Por supuesto que no, pues muchas cosas no resultaban inteligibles para las masas o las aburrían por su eterna repetición. Cuántas veces en las fondas, cuando aún podía franquear su umbral sin la estrella, cuántas veces durante las alarmas aéreas en la fábrica, donde los arios disponían de un cuarto y los judíos de otro, y la radio se encontraba en el cuarto de los arios (como la comida y la calefacción)…, cuántas veces oí allí los naipes golpear las mesas y las conversaciones en voz alta sobre las raciones de carne y de tabaco y sobre el cine proseguir mientras el Führer o uno de sus paladines pronunciaban sus monótonos discursos, y eso que los diarios decían al día siguiente que todo el pueblo los escuchaba.

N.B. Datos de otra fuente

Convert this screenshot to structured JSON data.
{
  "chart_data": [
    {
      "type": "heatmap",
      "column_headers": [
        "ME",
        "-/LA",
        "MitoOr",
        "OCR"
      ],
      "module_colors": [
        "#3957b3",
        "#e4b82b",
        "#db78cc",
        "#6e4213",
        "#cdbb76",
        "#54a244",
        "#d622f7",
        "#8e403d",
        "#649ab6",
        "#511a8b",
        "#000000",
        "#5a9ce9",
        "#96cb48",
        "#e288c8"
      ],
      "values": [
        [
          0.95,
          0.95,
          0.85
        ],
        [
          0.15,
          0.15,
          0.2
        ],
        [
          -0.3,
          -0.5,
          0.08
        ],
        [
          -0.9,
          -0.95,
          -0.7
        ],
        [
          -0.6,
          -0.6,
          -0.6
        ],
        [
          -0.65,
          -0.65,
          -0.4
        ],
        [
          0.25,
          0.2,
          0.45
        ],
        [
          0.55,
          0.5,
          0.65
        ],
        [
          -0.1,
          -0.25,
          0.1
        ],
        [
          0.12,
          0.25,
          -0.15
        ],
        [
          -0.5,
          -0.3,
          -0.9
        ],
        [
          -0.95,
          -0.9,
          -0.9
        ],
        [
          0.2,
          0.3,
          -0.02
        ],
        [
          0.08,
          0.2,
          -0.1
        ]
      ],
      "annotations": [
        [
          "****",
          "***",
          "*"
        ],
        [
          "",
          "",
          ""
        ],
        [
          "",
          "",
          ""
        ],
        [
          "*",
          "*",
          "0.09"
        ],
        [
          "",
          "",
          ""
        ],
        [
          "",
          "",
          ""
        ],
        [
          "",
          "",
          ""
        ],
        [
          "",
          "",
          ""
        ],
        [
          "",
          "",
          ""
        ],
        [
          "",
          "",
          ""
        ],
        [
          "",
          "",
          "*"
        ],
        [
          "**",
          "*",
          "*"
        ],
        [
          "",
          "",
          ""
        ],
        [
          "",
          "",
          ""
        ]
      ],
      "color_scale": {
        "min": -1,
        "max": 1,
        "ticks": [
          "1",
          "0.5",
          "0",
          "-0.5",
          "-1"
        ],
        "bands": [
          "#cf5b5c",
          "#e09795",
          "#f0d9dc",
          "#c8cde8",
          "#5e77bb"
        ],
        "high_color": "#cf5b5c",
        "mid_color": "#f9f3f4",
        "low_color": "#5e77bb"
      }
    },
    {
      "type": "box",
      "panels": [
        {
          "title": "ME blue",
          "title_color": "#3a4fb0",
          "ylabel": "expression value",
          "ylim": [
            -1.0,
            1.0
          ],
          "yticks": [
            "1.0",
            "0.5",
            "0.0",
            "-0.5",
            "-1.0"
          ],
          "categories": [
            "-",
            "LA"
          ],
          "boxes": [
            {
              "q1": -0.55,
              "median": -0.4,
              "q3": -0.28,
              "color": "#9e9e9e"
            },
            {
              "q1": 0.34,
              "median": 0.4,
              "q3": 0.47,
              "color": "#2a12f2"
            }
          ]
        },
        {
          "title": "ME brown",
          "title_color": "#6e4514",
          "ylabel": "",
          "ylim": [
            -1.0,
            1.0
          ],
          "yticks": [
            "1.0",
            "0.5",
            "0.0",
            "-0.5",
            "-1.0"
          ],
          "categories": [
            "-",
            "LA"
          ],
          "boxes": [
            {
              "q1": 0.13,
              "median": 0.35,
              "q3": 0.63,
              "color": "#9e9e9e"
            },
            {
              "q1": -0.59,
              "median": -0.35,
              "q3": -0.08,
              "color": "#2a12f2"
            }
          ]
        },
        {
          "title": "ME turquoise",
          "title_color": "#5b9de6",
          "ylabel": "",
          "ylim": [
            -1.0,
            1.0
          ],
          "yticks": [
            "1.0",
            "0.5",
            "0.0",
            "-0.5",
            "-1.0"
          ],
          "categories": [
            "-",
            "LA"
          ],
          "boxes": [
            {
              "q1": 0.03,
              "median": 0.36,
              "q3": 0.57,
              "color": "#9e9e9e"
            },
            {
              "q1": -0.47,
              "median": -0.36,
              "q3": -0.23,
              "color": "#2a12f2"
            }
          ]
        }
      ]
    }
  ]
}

No, el efecto más potente no lo conseguían ni los discursos, ni los artículos, ni las octavillas, ni los carteles, ni las banderas; no lo conseguía nada que se captase mediante el pensamiento o el sentimiento conscientes.
El nazismo se introducía más bien en la carne y en la sangre de las masas a través de palabras aisladas, de expresiones, de formas sintácticas que imponían repitiéndolas millones de veces y que eran adoptadas de forma mecánica e inconsciente. El dístico de Schiller sobre la “lengua culta que crea y piensa por ti” se suele interpretar de manera puramente estética y, por así decirlo, inofensiva. Un verso logrado en una “lengua culta” no demuestra el talento poético de quien ha dado con él; no resulta muy difícil darse aires de poeta y pensador en una lengua altamente cultivada.

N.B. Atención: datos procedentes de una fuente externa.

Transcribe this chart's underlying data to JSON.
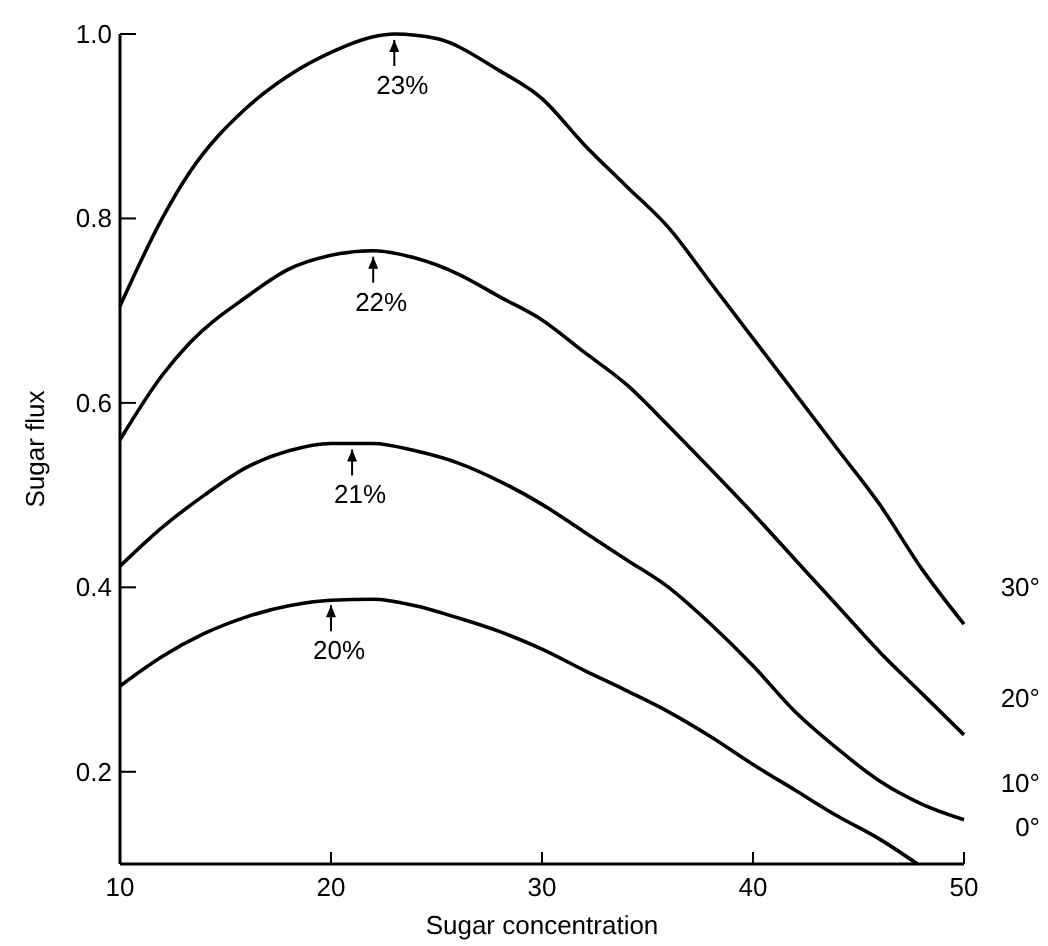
{
  "chart_data": {
    "type": "line",
    "xlabel": "Sugar concentration",
    "ylabel": "Sugar flux",
    "xlim": [
      10,
      50
    ],
    "xticks": [
      10,
      20,
      30,
      40,
      50
    ],
    "ylim": [
      0.1,
      1.0
    ],
    "yticks": [
      0.2,
      0.4,
      0.6,
      0.8,
      {
        "value": 1,
        "label": "1.0"
      }
    ],
    "grid": false,
    "marker": "none",
    "line_style": "solid",
    "series": [
      {
        "name": "30°",
        "color": "#000000",
        "x": [
          10,
          12,
          13.3,
          16,
          18,
          20,
          22,
          23,
          25,
          28,
          30,
          32,
          34,
          36,
          38,
          40,
          42,
          44,
          46,
          48,
          50
        ],
        "values": [
          0.705,
          0.8,
          0.85,
          0.92,
          0.955,
          0.98,
          0.997,
          1.0,
          0.995,
          0.96,
          0.93,
          0.88,
          0.835,
          0.79,
          0.73,
          0.67,
          0.61,
          0.55,
          0.49,
          0.42,
          0.36
        ]
      },
      {
        "name": "20°",
        "color": "#000000",
        "x": [
          10,
          12,
          13.3,
          16,
          18,
          20,
          22,
          24,
          26,
          28,
          30,
          32,
          34,
          36,
          38,
          40,
          42,
          44,
          46,
          48,
          50
        ],
        "values": [
          0.56,
          0.63,
          0.665,
          0.715,
          0.745,
          0.76,
          0.765,
          0.757,
          0.74,
          0.715,
          0.69,
          0.655,
          0.62,
          0.575,
          0.528,
          0.48,
          0.43,
          0.38,
          0.33,
          0.285,
          0.24
        ]
      },
      {
        "name": "10°",
        "color": "#000000",
        "x": [
          10,
          12,
          14,
          16,
          18,
          20,
          22,
          24,
          26,
          28,
          30,
          32,
          34,
          36,
          38,
          40,
          42,
          44,
          46,
          48,
          50
        ],
        "values": [
          0.423,
          0.465,
          0.5,
          0.53,
          0.548,
          0.556,
          0.556,
          0.548,
          0.535,
          0.515,
          0.49,
          0.46,
          0.43,
          0.4,
          0.36,
          0.315,
          0.265,
          0.225,
          0.19,
          0.165,
          0.148
        ]
      },
      {
        "name": "0°",
        "color": "#000000",
        "x": [
          10,
          12,
          14,
          16,
          18,
          20,
          22,
          24,
          26,
          28,
          30,
          32,
          34,
          36,
          38,
          40,
          42,
          44,
          46,
          47.8
        ],
        "values": [
          0.293,
          0.325,
          0.35,
          0.368,
          0.38,
          0.386,
          0.387,
          0.38,
          0.367,
          0.352,
          0.333,
          0.31,
          0.288,
          0.265,
          0.238,
          0.208,
          0.18,
          0.152,
          0.127,
          0.1
        ]
      }
    ],
    "annotations": [
      {
        "text": "23%",
        "x": 23,
        "y": 1.0
      },
      {
        "text": "22%",
        "x": 22,
        "y": 0.765
      },
      {
        "text": "21%",
        "x": 21,
        "y": 0.556
      },
      {
        "text": "20%",
        "x": 20,
        "y": 0.387
      }
    ]
  }
}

Pero el lenguaje no sólo crea y piensa por mí, sino que guía a la vez mis emociones, dirige mi personalidad psíquica, tanto más cuanto mayores son la naturalidad y la inconsciencia con que me entrego a él. ¿Y si la lengua culta se ha formado a partir de elementos tóxicos o se ha convertido en portadora de sustancias tóxicas? Las palabras pueden actuar como dosis mínimas de arsénico: uno se las traga sin darse cuenta, parecen no surtir efecto alguno, y al cabo de un tiempo se produce el efecto tóxico. Si alguien dice una y otra vez “fanático” en vez de “heroico” y “virtuoso”, creerá finalmente que, en efecto, un fanático es un héroe virtuoso y que sin fanatismo no se puede ser héroe. Las palabras “fanático” y “fanatismo” no fueron inventadas por el Tercer Reich; éste sólo modificó su valor y las utilizaba más en un solo día que otras épocas en varios años. Son escasísimas las palabras acuñadas por el Tercer Reich que fueron creadas por él; quizá, incluso probablemente, ninguna. En muchos aspectos, el lenguaje nazi remite al extranjero, pero gran parte del resto proviene del alemán prehitleriano. No obstante, altera el valor y la frecuencia de las palabras, convierte en bien general lo que antes pertenecía a algún individuo o a un grupo minúsculo, y a todo esto impregna palabras, grupos de palabras y formas sintácticas con su veneno, pone el lenguaje al servicio de su terrorífico sistema y hace del lenguaje su medio de propaganda más potente, más público y secreto a la vez.